SOME MORE FUN THINGS
Along the way, I worked at Black Entertainment Television. Can we talk about the music emersion, The Who, Chaka Khan, Cher, The Eagles, Journey, Toots and the Maytals, Herbie Hancock, Charlie Hunter, Betty Carter, Al Jarreau, Earl Klugh, Janet Jackson, U2, Hugh Masekela, Miriam Makeba, Celine Dion, Natalie Cole, the endless parade of gifted musicians? I have also freelanced as a copywriter and also as a consultant to an independent author and publisher. Once, I sang a tribute to Reggae superstar, Jimmy Cliff. I died and went to heaven. Another time, I sang the American and Jamaican national anthems at a Caribbean event in the White House. Well, to be honest, it was the Old Executive Office Building next door to the White House.

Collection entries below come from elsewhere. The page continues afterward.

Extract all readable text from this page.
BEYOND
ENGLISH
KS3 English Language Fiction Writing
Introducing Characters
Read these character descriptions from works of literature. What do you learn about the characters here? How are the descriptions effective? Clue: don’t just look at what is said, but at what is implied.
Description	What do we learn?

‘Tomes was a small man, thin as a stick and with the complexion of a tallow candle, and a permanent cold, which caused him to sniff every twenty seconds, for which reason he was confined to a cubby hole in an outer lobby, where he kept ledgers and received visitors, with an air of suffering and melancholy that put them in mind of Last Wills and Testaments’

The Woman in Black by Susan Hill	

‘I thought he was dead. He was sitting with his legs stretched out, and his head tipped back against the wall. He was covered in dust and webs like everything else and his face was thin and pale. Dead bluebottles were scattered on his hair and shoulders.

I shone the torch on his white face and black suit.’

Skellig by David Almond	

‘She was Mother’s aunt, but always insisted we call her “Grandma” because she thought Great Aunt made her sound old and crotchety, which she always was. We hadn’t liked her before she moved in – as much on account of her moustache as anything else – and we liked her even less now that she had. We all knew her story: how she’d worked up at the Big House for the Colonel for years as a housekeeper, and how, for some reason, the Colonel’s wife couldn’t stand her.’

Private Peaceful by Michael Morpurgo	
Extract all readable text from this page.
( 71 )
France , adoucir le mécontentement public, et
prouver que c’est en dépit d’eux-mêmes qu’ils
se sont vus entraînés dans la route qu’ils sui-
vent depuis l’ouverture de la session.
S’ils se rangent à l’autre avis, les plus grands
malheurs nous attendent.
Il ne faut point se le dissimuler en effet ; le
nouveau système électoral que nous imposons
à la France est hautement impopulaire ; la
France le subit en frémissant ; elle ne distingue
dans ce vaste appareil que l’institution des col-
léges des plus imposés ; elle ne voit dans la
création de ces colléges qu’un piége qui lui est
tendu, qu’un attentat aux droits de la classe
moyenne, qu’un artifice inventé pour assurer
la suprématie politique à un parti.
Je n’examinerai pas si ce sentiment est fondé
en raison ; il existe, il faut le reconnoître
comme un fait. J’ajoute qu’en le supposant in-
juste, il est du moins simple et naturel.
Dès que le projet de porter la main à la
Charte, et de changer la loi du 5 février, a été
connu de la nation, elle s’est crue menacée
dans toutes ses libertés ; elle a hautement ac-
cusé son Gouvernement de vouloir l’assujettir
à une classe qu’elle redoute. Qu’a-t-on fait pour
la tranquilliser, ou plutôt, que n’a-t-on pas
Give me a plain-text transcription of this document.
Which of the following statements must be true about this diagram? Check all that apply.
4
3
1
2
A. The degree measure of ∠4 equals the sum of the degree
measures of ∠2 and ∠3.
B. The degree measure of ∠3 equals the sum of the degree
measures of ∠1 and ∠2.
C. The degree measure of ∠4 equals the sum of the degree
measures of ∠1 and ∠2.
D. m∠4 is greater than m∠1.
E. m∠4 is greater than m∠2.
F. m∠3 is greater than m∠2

In 2018, I pivoted. I wanted to make my future social security benefits a liveable monthly amount. I did the prerequisites for nursing school and worked at night as a CNA. I loved looking after the elderly—one at a time. Then the unwelcome guest, you know who, Covid. I marched through my first semester of nursing school spring 2020, worried, wearing a fogged-up visor, and rebreathing some of my CO2 through that tight, thick N-95 mask. Don’t believe the nursing textbook narrative. Some rebreathing is happening under that mask. Technicians fit the mask to your face to create a tight seal! I wasn’t fit enough for it. Nursing School + Corona + CNA at Night = the horror movie antagonist, Annie Wilkes on steroids.
AND HERE WE ARE!
Another seismic shift happened during my first semester of nursing school. My mom came to live with me. Honestly, my mom came at the right time. Nursing history is fascinating but could be delivered in a more palatable form, a historical fiction novel or documentary. The same thing with every clause of HIPAA. Well, I learned one thing: the change of direction wasn’t quite right. Thank you, Force. I’d rather get enthusiastic about routes to financial independence.